I need to save more money. Kids, even the poorest ones, around the world are having better financial habits than me. I can’t think of anything else to make me feel more guilty.
I’ve been in education for fifteen years, so I’m thinking about this information from a teaching standpoint. When I taught at an alternative high school, I always made my classes talk about money, even though my subject area is English. Teens don’t have any clue what things cost, so we’d work out the expenses for moving out. Inevitably, we’d realize that it wasn’t possible — unless we got creative, like having roommates.
My financial literacy proposals include:
+ Teaching about savings accounts in sixth grade, around age 12, not towards the end of high school.
+ Can banks offer higher interest rates to young people to encourage saving? .78% is depressing and uninspiring and non-motivational.

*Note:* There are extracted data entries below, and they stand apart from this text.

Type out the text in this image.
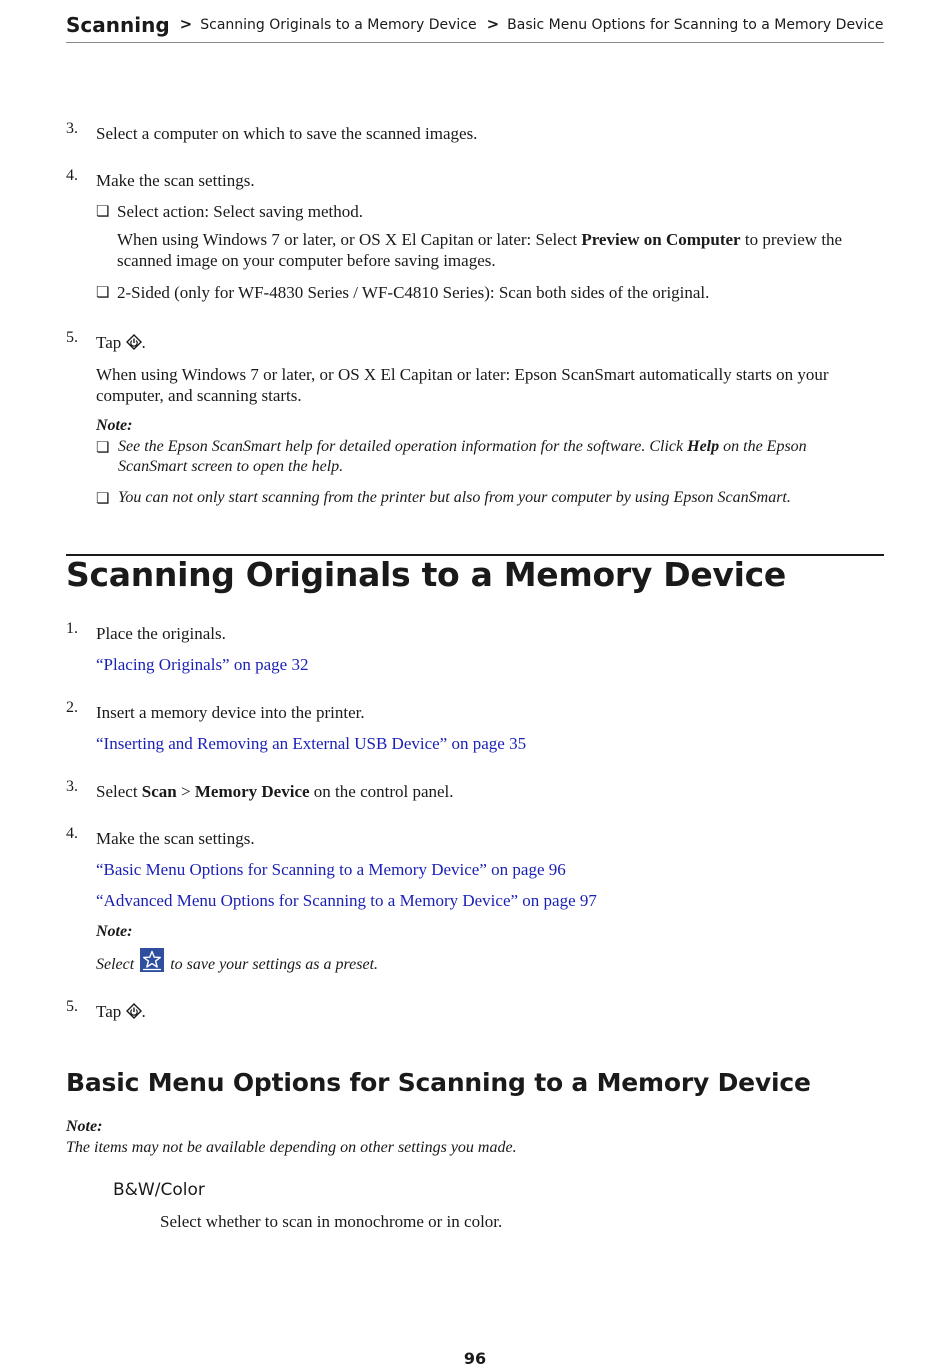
Scanning > Scanning Originals to a Memory Device > Basic Menu Options for Scanning to a Memory Device
3. Select a computer on which to save the scanned images.
4. Make the scan settings.
❏ Select action: Select saving method.
When using Windows 7 or later, or OS X El Capitan or later: Select Preview on Computer to preview the
scanned image on your computer before saving images.
❏ 2-Sided (only for WF-4830 Series / WF-C4810 Series): Scan both sides of the original.
5. Tap .
When using Windows 7 or later, or OS X El Capitan or later: Epson ScanSmart automatically starts on your
computer, and scanning starts.
Note:
❏ See the Epson ScanSmart help for detailed operation information for the software. Click Help on the Epson
ScanSmart screen to open the help.
❏ You can not only start scanning from the printer but also from your computer by using Epson ScanSmart.
Scanning Originals to a Memory Device
1. Place the originals.
“Placing Originals” on page 32
2. Insert a memory device into the printer.
“Inserting and Removing an External USB Device” on page 35
3. Select Scan > Memory Device on the control panel.
4. Make the scan settings.
“Basic Menu Options for Scanning to a Memory Device” on page 96
“Advanced Menu Options for Scanning to a Memory Device” on page 97
Note:
Select to save your settings as a preset.
5. Tap .
Basic Menu Options for Scanning to a Memory Device
Note:
The items may not be available depending on other settings you made.
B&W/Color
Select whether to scan in monochrome or in color.
96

+ Require real finance classes in high school or college. For me, Personal Finance was the biggest joke course I ever took and it made me angry the whole time as I realized what I wasn’t learning.
+ Talking more — all of us — about financial choices. Because that is what it comes down to: no one can do everything with her money. No matter how much you have, you have to prioritize and choose. Everyone in America, parents and media and schools and churches, can do this better.
Eliana Osborn is a writer and part time English professor living in the desert southwest.